Khem, flipping around in class.

Khem, flipping around in class.

At first site, one can look at CrossFit programming and think that there’s not much rhyme or reason to the movements selected. Oh if only it were that simple. Many CrossFit workouts are movement masterpieces and you know this to be true by the potency of the simple movement combinations.

A little peek under the hood and we start to uncover the why behind some of the elegant pairings and groupings of movements in workouts.

In the old days of the big box gym, lifting and cardio were split into two different rooms. From there, we further separated out the movements with a major focus on avoiding use of the same muscle groups on the same day. As an example, folks trained back and biceps one day and the chest and triceps the next.

In CrossFit, we look at movement functions to design workouts, rather than the specific muscle groups used. 

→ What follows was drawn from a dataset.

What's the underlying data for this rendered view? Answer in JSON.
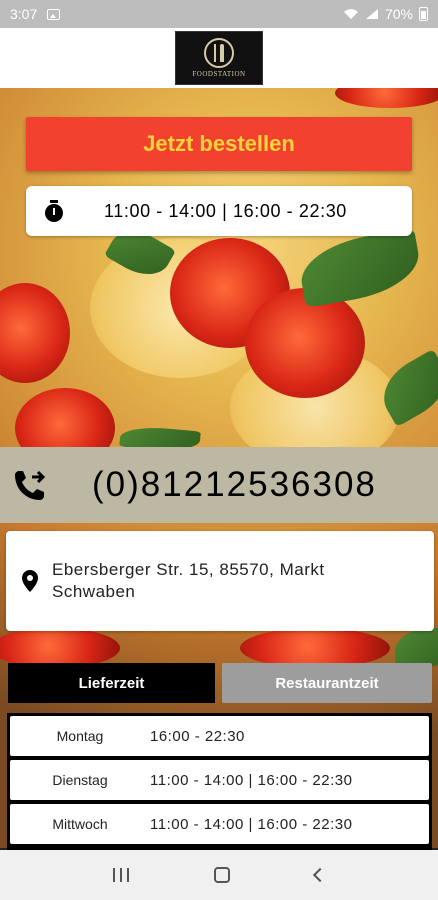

For example, today’s workout is a couplet, pairing two movements together. Both movements are a gymnastics movement as they require body movement with no external load. Both movements are hip dominant movements – utilizing hip extension. The box jump utilizes hip extension that is passed off to the legs, while the handstand push-up utilizes hip extension that is passed off to the arms. 

The beauty of this workout is that it demands an explosive hip for every rep of the workout, even though the movements change.